Mais en août 2022, c’est le naufrage. Contre toute attente, Porrima s’échoue sur une plage de la côte ouest indienne, après une série d’avaries et sur fond de mutinerie contre le propriétaire. Interviewé à l’époque par le 19h30, Gunter Pauli se montrait optimiste: "Le bateau est en état extraordinaire. Je crois que pour février 2023, il aura retrouvé sa grandeur, là où on souhaite l’avoir."
Planet Solar, devenu bateau pirate
La grandeur, le catamaran, en est pourtant loin. Aujourd’hui, les réparations n’ont toujours pas commencé. Pire, notre enquête révèle que les autorités suisses ont décidé de lui retirer son pavillon helvétique. Une mesure généralement prise en ultime recours. Le navire est désormais interdit de navigation.
Contacté, le Département fédéral des affaires étrangères confirme à la RTS que "l’Office suisse de la navigation maritime" (OSNM) a rendu une décision de radiation du yacht Porrima du registre suisse des yachts. Cette décision n’est cependant pas encore entrée en force et peut encore faire l’objet d’un recours."
Le propriétaire relativise
Nous avons contacté Gunter Pauli. Il soutient que le bateau est en bon état, vu les circonstances, et il assure qu’il sera conduit dans un chantier naval d’ici fin avril. "Le bateau est entre les mains d’experts, nous avons une équipe extraordinaire du monde entier et grâce à cette équipe le bateau aura un grand futur".
Quant à la perte du pavillon suisse, elle est selon lui le résultat de son refus de conserver un moteur diesel à bord, pour des raisons écologiques. "Quand vous prenez cette décision, vous avez des conséquences. C’est que vous n’obtiendrez plus une classification du bateau. Pas de classe, pas d’assurance. Pas d’assurance, pas de pavillon." Et de relativiser cette issue en assurant qu’il n’a pas besoin de pavillon, puisque le bateau s’apprête à être en réparation pour minimum une année.

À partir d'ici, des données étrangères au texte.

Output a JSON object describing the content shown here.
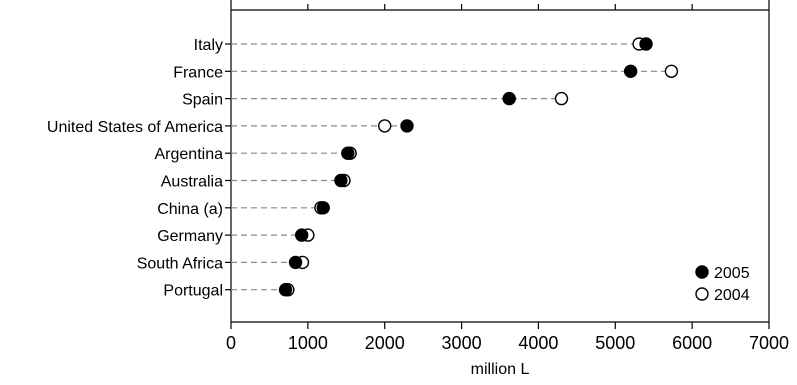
{
  "chart_data": {
    "type": "scatter",
    "subtype": "dot-plot",
    "categories": [
      "Italy",
      "France",
      "Spain",
      "United States of America",
      "Argentina",
      "Australia",
      "China (a)",
      "Germany",
      "South Africa",
      "Portugal"
    ],
    "series": [
      {
        "name": "2005",
        "marker": "filled-circle",
        "values": [
          5400,
          5200,
          3620,
          2290,
          1520,
          1430,
          1200,
          920,
          840,
          710
        ]
      },
      {
        "name": "2004",
        "marker": "open-circle",
        "values": [
          5310,
          5730,
          4300,
          2000,
          1550,
          1470,
          1170,
          1000,
          930,
          740
        ]
      }
    ],
    "xlabel": "million L",
    "ylabel": "",
    "xlim": [
      0,
      7000
    ],
    "xticks": [
      0,
      1000,
      2000,
      3000,
      4000,
      5000,
      6000,
      7000
    ],
    "grid": false,
    "guide_lines": "dashed",
    "legend_position": "bottom-right",
    "colors": {
      "marker": "#000000",
      "guide_line": "#888888",
      "axis": "#000000"
    }
  }
}
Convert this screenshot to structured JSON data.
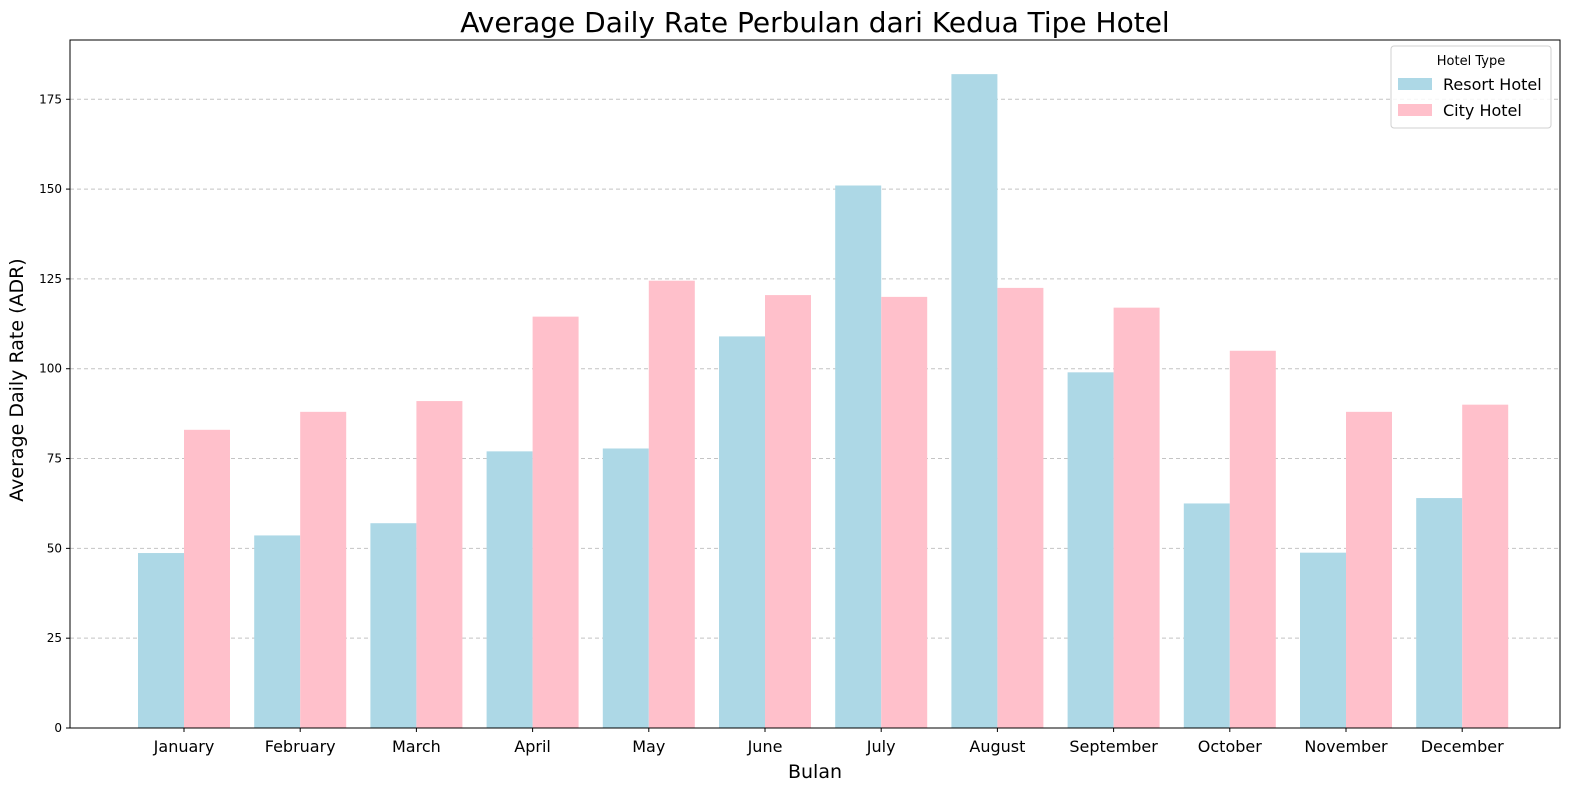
{
  "chart_data": {
    "type": "bar",
    "title": "Average Daily Rate Perbulan dari Kedua Tipe Hotel",
    "xlabel": "Bulan",
    "ylabel": "Average Daily Rate (ADR)",
    "categories": [
      "January",
      "February",
      "March",
      "April",
      "May",
      "June",
      "July",
      "August",
      "September",
      "October",
      "November",
      "December"
    ],
    "series": [
      {
        "name": "Resort Hotel",
        "color": "#add8e6",
        "values": [
          48.7,
          53.6,
          57.0,
          77.0,
          77.8,
          109.0,
          151.0,
          182.0,
          99.0,
          62.5,
          48.8,
          64.0
        ]
      },
      {
        "name": "City Hotel",
        "color": "#ffc0cb",
        "values": [
          83.0,
          88.0,
          91.0,
          114.5,
          124.5,
          120.5,
          120.0,
          122.5,
          117.0,
          105.0,
          88.0,
          90.0
        ]
      }
    ],
    "ylim": [
      0,
      191.5
    ],
    "yticks": [
      0,
      25,
      50,
      75,
      100,
      125,
      150,
      175
    ],
    "grid": "y-dashed",
    "legend": {
      "title": "Hotel Type",
      "placement": "top-right"
    }
  }
}
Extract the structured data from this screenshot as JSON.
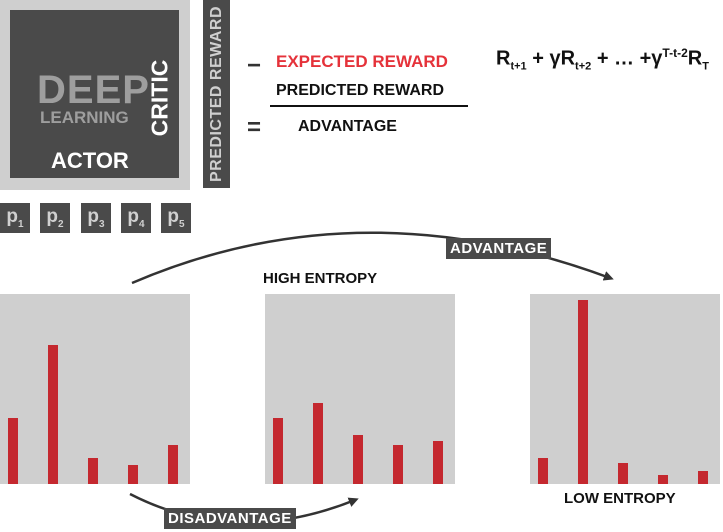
{
  "network": {
    "title_line1": "DEEP",
    "title_line2": "LEARNING",
    "actor": "ACTOR",
    "critic": "CRITIC",
    "predicted_reward_label": "PREDICTED REWARD"
  },
  "equation": {
    "minus": "−",
    "expected": "EXPECTED REWARD",
    "predicted": "PREDICTED REWARD",
    "equals": "=",
    "advantage": "ADVANTAGE",
    "formula": {
      "t1": "R",
      "s1": "t+1",
      "plus1": " + γR",
      "s2": "t+2",
      "mid": "+ … +γ",
      "sup": "T-t-2",
      "tail": "R",
      "s3": "T"
    }
  },
  "policy_labels": [
    {
      "p": "p",
      "i": "1"
    },
    {
      "p": "p",
      "i": "2"
    },
    {
      "p": "p",
      "i": "3"
    },
    {
      "p": "p",
      "i": "4"
    },
    {
      "p": "p",
      "i": "5"
    }
  ],
  "arrows": {
    "advantage": "ADVANTAGE",
    "disadvantage": "DISADVANTAGE"
  },
  "captions": {
    "high_entropy": "HIGH ENTROPY",
    "low_entropy": "LOW ENTROPY"
  },
  "colors": {
    "bar": "#c4282f",
    "panel": "#cfcfcf",
    "dark": "#4a4a4a",
    "expected": "#e5323a"
  },
  "chart_data": [
    {
      "type": "bar",
      "categories": [
        "p1",
        "p2",
        "p3",
        "p4",
        "p5"
      ],
      "values": [
        0.35,
        0.74,
        0.14,
        0.1,
        0.21
      ],
      "ylim": [
        0,
        1
      ]
    },
    {
      "type": "bar",
      "categories": [
        "p1",
        "p2",
        "p3",
        "p4",
        "p5"
      ],
      "values": [
        0.35,
        0.43,
        0.26,
        0.21,
        0.23
      ],
      "ylim": [
        0,
        1
      ],
      "title": "HIGH ENTROPY"
    },
    {
      "type": "bar",
      "categories": [
        "p1",
        "p2",
        "p3",
        "p4",
        "p5"
      ],
      "values": [
        0.14,
        0.98,
        0.11,
        0.05,
        0.07
      ],
      "ylim": [
        0,
        1
      ],
      "title": "LOW ENTROPY"
    }
  ]
}
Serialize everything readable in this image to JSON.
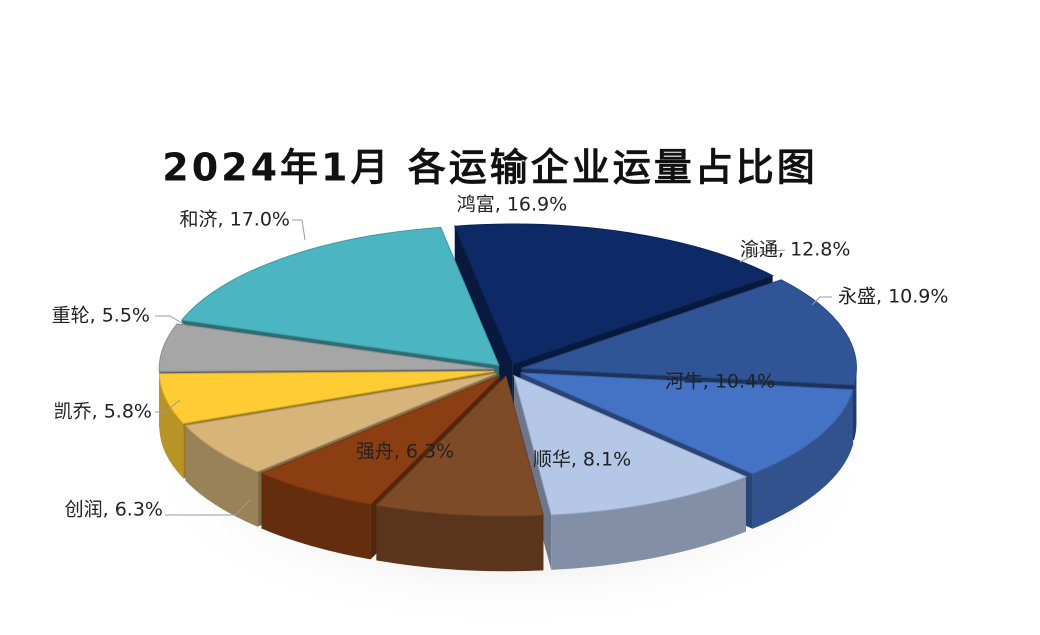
{
  "chart_data": {
    "type": "pie3d",
    "title": "2024年1月 各运输企业运量占比图",
    "values": [
      16.9,
      12.8,
      10.9,
      10.4,
      8.1,
      6.3,
      6.3,
      5.8,
      5.5,
      17.0
    ],
    "value_labels": [
      "鸿富, 16.9%",
      "渝通, 12.8%",
      "永盛, 10.9%",
      "河牛, 10.4%",
      "顺华, 8.1%",
      "强舟, 6.3%",
      "创润, 6.3%",
      "凯乔, 5.8%",
      "重轮, 5.5%",
      "和济, 17.0%"
    ],
    "colors": [
      "#0d2a66",
      "#2f5597",
      "#4472c4",
      "#b4c7e7",
      "#7f4a26",
      "#8b3e12",
      "#d6b47a",
      "#ffcc33",
      "#a6a6a6",
      "#4bb5c1"
    ]
  }
}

Difficile toutefois de savoir quand et si le célèbre catamaran retrouvera la mer. D’après nos informations, le sponsor principal du projet, le groupe industriel japonais Saraya, s’est retiré. Son président, Yusuke Saraya, nous l’a confirmé par email début mars. Il assure avoir investi plusieurs millions dans l’affaire. Une somme qu’il estime aujourd’hui perdue.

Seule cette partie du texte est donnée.